In this multicenter controlled trial, 173 CNI-treated adult kidney transplant recipients with stable graft function were randomly assigned to continue therapy with CNI (89 patients) or to be converted to belatacept (84 patients) at 6-36 months after transplantation. Belatacept-treated patients showed a significantly greater increase in GFR compared to CNI (+1.9 vs 0.07 ml/min). No difference between the two arms
was seen in death, graft loss, acute rejection, serious adverse events, serious infection or malignancy. However, viral infection occurred more frequently in belatacept-treated patients. This study confirms that switching patients with stable renal graft function from CNI to belatacept is safe. The fact that the mean GFR at 36 months is better in belatacept-treated patients may represent an important result. However, it is also comforting to note that no attrition of renal function was seen in patients who continued CNI up to 3 years. Of note, the concern that belatacept might increase the risk of posttransplant lymphoproliferative disorder (PTLD) seems to be limited to EBV negative patients. Indeed, no case of PTLD was observed in this trial. In conclusion, the results of this study reinforce the idea that different but equally effective treatments are now available for kidney transplant recipients and that switching from a treatment to another one seems to be feasible and relatively safe, at least in patients with stable renal graft function.

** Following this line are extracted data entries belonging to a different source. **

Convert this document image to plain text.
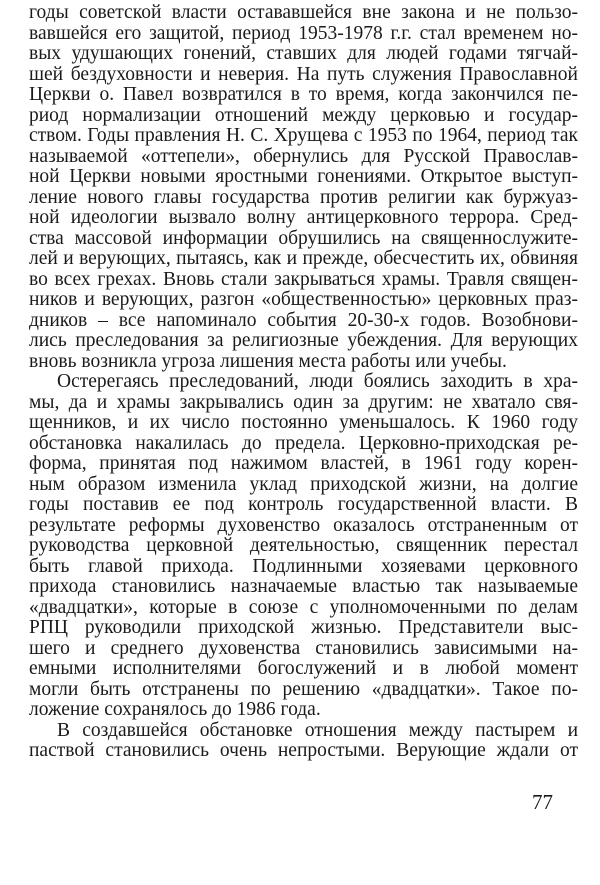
годы советской власти остававшейся вне закона и не пользо-
вавшейся его защитой, период 1953-1978 г.г. стал временем но-
вых удушающих гонений, ставших для людей годами тягчай-
шей бездуховности и неверия. На путь служения Православной
Церкви о. Павел возвратился в то время, когда закончился пе-
риод нормализации отношений между церковью и государ-
ством. Годы правления Н. С. Хрущева с 1953 по 1964, период так
называемой «оттепели», обернулись для Русской Православ-
ной Церкви новыми яростными гонениями. Открытое выступ-
ление нового главы государства против религии как буржуаз-
ной идеологии вызвало волну антицерковного террора. Сред-
ства массовой информации обрушились на священнослужите-
лей и верующих, пытаясь, как и прежде, обесчестить их, обвиняя
во всех грехах. Вновь стали закрываться храмы. Травля священ-
ников и верующих, разгон «общественностью» церковных праз-
дников – все напоминало события 20-30-х годов. Возобнови-
лись преследования за религиозные убеждения. Для верующих
вновь возникла угроза лишения места работы или учебы.
Остерегаясь преследований, люди боялись заходить в хра-
мы, да и храмы закрывались один за другим: не хватало свя-
щенников, и их число постоянно уменьшалось. К 1960 году
обстановка накалилась до предела. Церковно-приходская ре-
форма, принятая под нажимом властей, в 1961 году корен-
ным образом изменила уклад приходской жизни, на долгие
годы поставив ее под контроль государственной власти. В
результате реформы духовенство оказалось отстраненным от
руководства церковной деятельностью, священник перестал
быть главой прихода. Подлинными хозяевами церковного
прихода становились назначаемые властью так называемые
«двадцатки», которые в союзе с уполномоченными по делам
РПЦ руководили приходской жизнью. Представители выс-
шего и среднего духовенства становились зависимыми на-
емными исполнителями богослужений и в любой момент
могли быть отстранены по решению «двадцатки». Такое по-
ложение сохранялось до 1986 года.
В создавшейся обстановке отношения между пастырем и
паствой становились очень непростыми. Верующие ждали от
77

BACKGROUND In a phase 2 study, kidney transplant recipients of low immunologic risk who switched from a calcineurin inhibitor (CNI) to belatacept had improved kidney function at 12 months postconversion versus those continuing CNI therapy, with a low rate of acute rejection and no transplant loss. STUDY DESIGN 36-month follow-up of the intention-to-treat population. SETTING & PARTICIPANTS CNI-treated adult kidney transplant recipients with stable transplant function (estimated glomerular filtration rate [eGFR], 35-75mL/min/1.73m2). INTERVENTIONS At 6 to 36 months posttransplantation, patients were randomly assigned to switch to belatacept-based immunosuppression (n=84) or continue CNI-based therapy (n=89). OUTCOMES Safety was the primary outcome. eGFR, acute rejection, transplant loss, and death were also assessed. MEASUREMENTS Treatment exposure-adjusted incidence rates for safety, repeated-measures modeling for eGFR, Kaplan-Meier analyses for efficacy. RESULTS Serious adverse events occurred in 33 (39%) belatacept-treated patients and 36 (40%) patients in the CNI group. Treatment exposure-adjusted incidence rates for serious infections (belatacept vs CNI, 10.21 vs 9.31 per 100 person-years) and malignancies (3.01 vs 3.41 per 100 person-years) were similar. More patients in the belatacept versus CNI group had any-grade viral infections (14.60 vs 11.00 per 100 person-years). No posttransplantation lymphoproliferative disorder was reported. Belatacept-treated patients had a significantly greater estimated gain in mean eGFR (1.90 vs 0.07mL/min/1.73m2 per year; P for time-by-treatment interaction effect = 0.01). The probability of acute rejection was not significantly different for belatacept (8.38% vs 3.60%; HR, 2.50 [95% CI, 0.65-9.65; P=0.2). HR for the comparison of belatacept to the CNI group for time to death or transplant loss was 1.00 (95% CI, 0.14-7.07; P=0.9). LIMITATIONS Exploratory post hoc analysis with a small sample size. CONCLUSIONS Switching patients from a CNI to belatacept may represent a safe approach to immunosuppression and is being further explored in an ongoing phase 3b trial.